April 14th, 2011 by Troy Goodfellow · Baseball, Me

Regular readers and listeners know that I play in an Out of the Park Baseball league with a bunch of people. I only really “know” two of them, but over the last couple of years, my email inbox has been filled with complaints, stories, analysis, and Commissioner Abner smackdowns. We play a fictional league, so we get to see imaginary players have imaginary awesome seasons, though when your 30 million dollar free agent power hitter starts to fall apart six months into a four year contract, it feels real. And yes, the College Park Riots are in last place again.

Riots
 

In the last month I have joined two other fantasy leagues, and these have real people and will involve some real careful attention to what is going on in the sport. First, there is a Yahoo Baseball League that a colleague invited me to join, and my team is probably not going to be in contention for long. I have Roy Halladay, one of the best pitchers in the game, and Ryan Zimmerman, an all star third baseman, but Halladay only pitches every fifth day and Zim has no one behind him to drive him in to score runs and no one ahead of him to drive in to earn RBIs.

The combined baleful influences of Rob Zacny and Jenn Cutter have led to me actually being interesting in Formula 1 racing. Zacny’s writing on the sport and the games associated with it has been outstanding, and Cutter is a patient tutor in a lot of things that I might normally find boring; nothing is more interesting than someone who can communicate their interest and these two good friends excel at that. So now I find myself in an online F1 Management game that will force me to pay attention to things like who is driving what engine and which fuel will give me the biggest bang for the buck – I can change drivers and stuff at any time, but I have a limited budget to do it with.

We did a 3MA episode on sports sims as strategy games early in its run, and it might be time to revisit the topic from another angle, because fantasy sports and historical strategy are probably two of a very few game genres that – at their best – push you to look outside the game at the real world (study wars and politics vs researching players and teams) and that also can reward you for bringing outside information into the game (knowledge of real geography vs knowledge of course/park history). Role playing games don’t make me want to read fantasy novels, flight sims don’t make me want to fly, and shooters don’t make me want to know the ins and outs of different weapon types.
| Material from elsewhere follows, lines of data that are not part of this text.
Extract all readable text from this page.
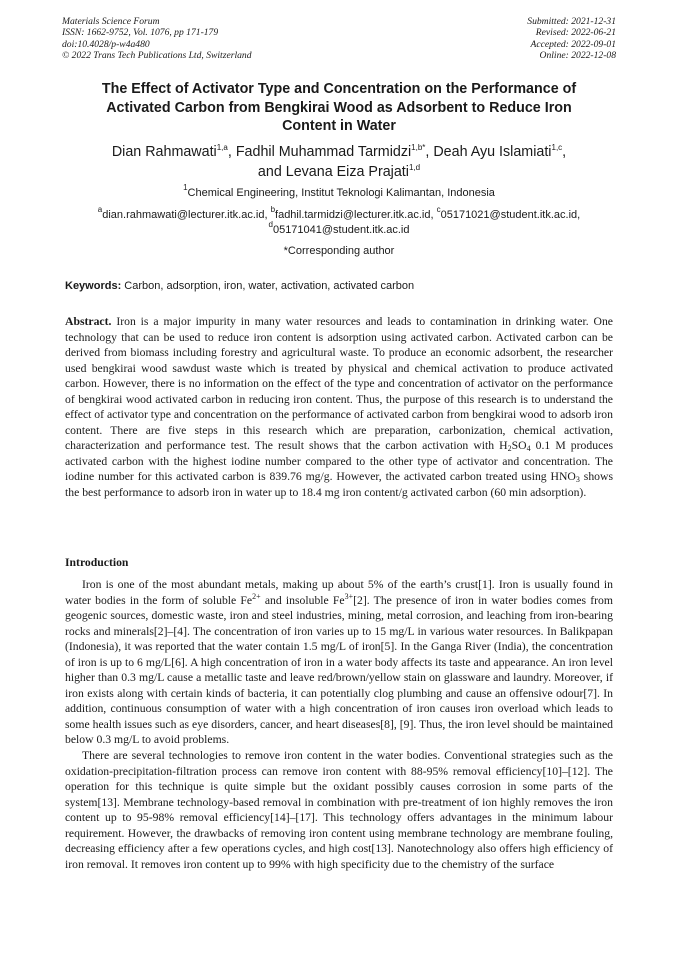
Materials Science Forum
ISSN: 1662-9752, Vol. 1076, pp 171-179
doi:10.4028/p-w4a480
© 2022 Trans Tech Publications Ltd, Switzerland
Submitted: 2021-12-31
Revised: 2022-06-21
Accepted: 2022-09-01
Online: 2022-12-08
The Effect of Activator Type and Concentration on the Performance of
Activated Carbon from Bengkirai Wood as Adsorbent to Reduce Iron
Content in Water
Dian Rahmawati$^{1,a}$, Fadhil Muhammad Tarmidzi$^{1,b*}$, Deah Ayu Islamiati$^{1,c}$,
and Levana Eiza Prajati$^{1,d}$
$^1$Chemical Engineering, Institut Teknologi Kalimantan, Indonesia
$^a$dian.rahmawati@lecturer.itk.ac.id, $^b$fadhil.tarmidzi@lecturer.itk.ac.id, $^c$05171021@student.itk.ac.id,
$^d$05171041@student.itk.ac.id
*Corresponding author
Keywords: Carbon, adsorption, iron, water, activation, activated carbon
Abstract. Iron is a major impurity in many water resources and leads to contamination in drinking water. One technology that can be used to reduce iron content is adsorption using activated carbon. Activated carbon can be derived from biomass including forestry and agricultural waste. To produce an economic adsorbent, the researcher used bengkirai wood sawdust waste which is treated by physical and chemical activation to produce activated carbon. However, there is no information on the effect of the type and concentration of activator on the performance of bengkirai wood activated carbon in reducing iron content. Thus, the purpose of this research is to understand the effect of activator type and concentration on the performance of activated carbon from bengkirai wood to adsorb iron content. There are five steps in this research which are preparation, carbonization, chemical activation, characterization and performance test. The result shows that the carbon activation with $H_2SO_4$ 0.1 M produces activated carbon with the highest iodine number compared to the other type of activator and concentration. The iodine number for this activated carbon is 839.76 mg/g. However, the activated carbon treated using $HNO_3$ shows the best performance to adsorb iron in water up to 18.4 mg iron content/g activated carbon (60 min adsorption).
Introduction

Iron is one of the most abundant metals, making up about 5% of the earth’s crust[1]. Iron is usually found in water bodies in the form of soluble $Fe^{2+}$ and insoluble $Fe^{3+}[2]$. The presence of iron in water bodies comes from geogenic sources, domestic waste, iron and steel industries, mining, metal corrosion, and leaching from iron-bearing rocks and minerals[2]–[4]. The concentration of iron varies up to 15 mg/L in various water resources. In Balikpapan (Indonesia), it was reported that the water contain 1.5 mg/L of iron[5]. In the Ganga River (India), the concentration of iron is up to 6 mg/L[6]. A high concentration of iron in a water body affects its taste and appearance. An iron level higher than 0.3 mg/L cause a metallic taste and leave red/brown/yellow stain on glassware and laundry. Moreover, if iron exists along with certain kinds of bacteria, it can potentially clog plumbing and cause an offensive odour[7]. In addition, continuous consumption of water with a high concentration of iron causes iron overload which leads to some health issues such as eye disorders, cancer, and heart diseases[8], [9]. Thus, the iron level should be maintained below 0.3 mg/L to avoid problems.

There are several technologies to remove iron content in the water bodies. Conventional strategies such as the oxidation-precipitation-filtration process can remove iron content with 88-95% removal efficiency[10]–[12]. The operation for this technique is quite simple but the oxidant possibly causes corrosion in some parts of the system[13]. Membrane technology-based removal in combination with pre-treatment of ion highly removes the iron content up to 95-98% removal efficiency[14]–[17]. This technology offers advantages in the minimum labour requirement. However, the drawbacks of removing iron content using membrane technology are membrane fouling, decreasing efficiency after a few operations cycles, and high cost[13]. Nanotechnology also offers high efficiency of iron removal. It removes iron content up to 99% with high specificity due to the chemistry of the surface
As often as we hear that games are an escape from life or a way to make a corner of our lives more interesting or amusing, we sometimes forget the very real way that a well designed game can tie us back to the real world, either as it was or as it is. Yeah, sports sims are “fantasy” games but they can help you stay invested in something you want to follow more closely (like baseball) or find a way to take that existing interest and see if you can make something of it, even on a small scale. When I write about how games mislead or misinterpret or miss opportunities to say more, this is the sort of thing I have in mind.